Similar examples where the Gillard government's actions depart with contemporary economic thinking include the new protections for coastal shipping, and the resistance to any cost-benefit analysis for the National Broadband Network.

The reforms of the 1980s were assisted by the groundwork of a group of politicians, economists and public officials through the 70s and early 80s.

Together they railed against the inactivity of the Fraser government and articulated the case for rolling back protection, deregulating labour markets and opening financial markets.

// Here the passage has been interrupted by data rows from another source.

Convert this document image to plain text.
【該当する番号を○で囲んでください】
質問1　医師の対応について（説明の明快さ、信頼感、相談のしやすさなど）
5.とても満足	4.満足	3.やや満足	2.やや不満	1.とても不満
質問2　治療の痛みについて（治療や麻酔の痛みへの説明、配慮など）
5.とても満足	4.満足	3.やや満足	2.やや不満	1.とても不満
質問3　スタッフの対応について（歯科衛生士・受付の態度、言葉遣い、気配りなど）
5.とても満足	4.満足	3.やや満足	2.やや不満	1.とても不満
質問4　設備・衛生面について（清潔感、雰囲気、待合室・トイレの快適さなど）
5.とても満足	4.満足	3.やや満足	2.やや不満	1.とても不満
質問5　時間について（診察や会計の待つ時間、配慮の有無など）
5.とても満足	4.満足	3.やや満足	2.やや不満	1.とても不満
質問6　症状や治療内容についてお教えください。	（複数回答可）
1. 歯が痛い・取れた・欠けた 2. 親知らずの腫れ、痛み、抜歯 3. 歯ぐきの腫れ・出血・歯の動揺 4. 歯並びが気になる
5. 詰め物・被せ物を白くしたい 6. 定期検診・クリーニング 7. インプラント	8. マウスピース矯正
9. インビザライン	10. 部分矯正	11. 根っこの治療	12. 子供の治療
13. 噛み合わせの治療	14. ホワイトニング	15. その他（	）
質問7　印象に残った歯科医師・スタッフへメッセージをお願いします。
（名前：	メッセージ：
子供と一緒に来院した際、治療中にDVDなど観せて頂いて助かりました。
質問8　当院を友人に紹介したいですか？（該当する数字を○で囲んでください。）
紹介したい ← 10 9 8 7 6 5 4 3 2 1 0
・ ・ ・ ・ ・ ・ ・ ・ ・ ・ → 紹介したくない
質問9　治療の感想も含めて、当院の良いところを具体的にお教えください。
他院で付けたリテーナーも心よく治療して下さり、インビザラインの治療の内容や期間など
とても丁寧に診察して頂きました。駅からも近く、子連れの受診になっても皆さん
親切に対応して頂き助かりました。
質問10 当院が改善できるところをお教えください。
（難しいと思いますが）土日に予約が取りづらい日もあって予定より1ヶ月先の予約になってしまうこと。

The Hawke government did things in its own way, but there was a vision for reform already there. Australian National University's Professor John Wanna says the Labor government was implementing a largely Liberal agenda.

"There were some things they dithered about, such as privatisation. In the end, they were influenced by (finance minister) Peter Walsh saying if we don't do it, the others will the moment they get in."

Although there was bipartisan support on some reforms, measures such as capital gains and petroleum resource rent taxes were strongly opposed by the Coalition.

Wanna says there was also strong opposition in the business community to the "corporatist" approach of the Hawke government, which sought to overcome the divisiveness of the Whitlam government's reforms by getting both business and unions to sign off on policy, particularly the series of "accords" under which the unions traded real wage cuts for social benefits such as superannuation, healthcare and education funding.

However Geoff Allen, who was the founding executive director of the Business Council, says the Hawke government was helped by the strong intellectual input from the business community.

This emerges in the cabinet papers, with Keating citing Business Council submissions in arguing for the liberalisation of foreign investment.

Allen says business leaders were much more closely engaged in public policy then than they are today. They funded internal policy groups, including economists.

"BHP, for example, was a largely Australian company. Its board was all Australian and so was its focus. It is now substantially focused on the global market, the leadership is largely not Australian and the board is made up of people from five countries."

"There is a thinning out of those corporate resources and the incentive system is all about short-term profit performance. There are now different parameters for business engagement in the reform process."

Allen makes the point that the Hawke government had a strong mandate for reform. It had been elected as the economy was emerging from recession, and as leader Hawke had huge popularity ratings.

The Gillard government has nothing like that level of political capital. The little it has, it is focusing on a few select areas like education and climate change.

The Hawke government had huge political capital and, with treasury in the hands of Keating, had someone ready and able to spend it.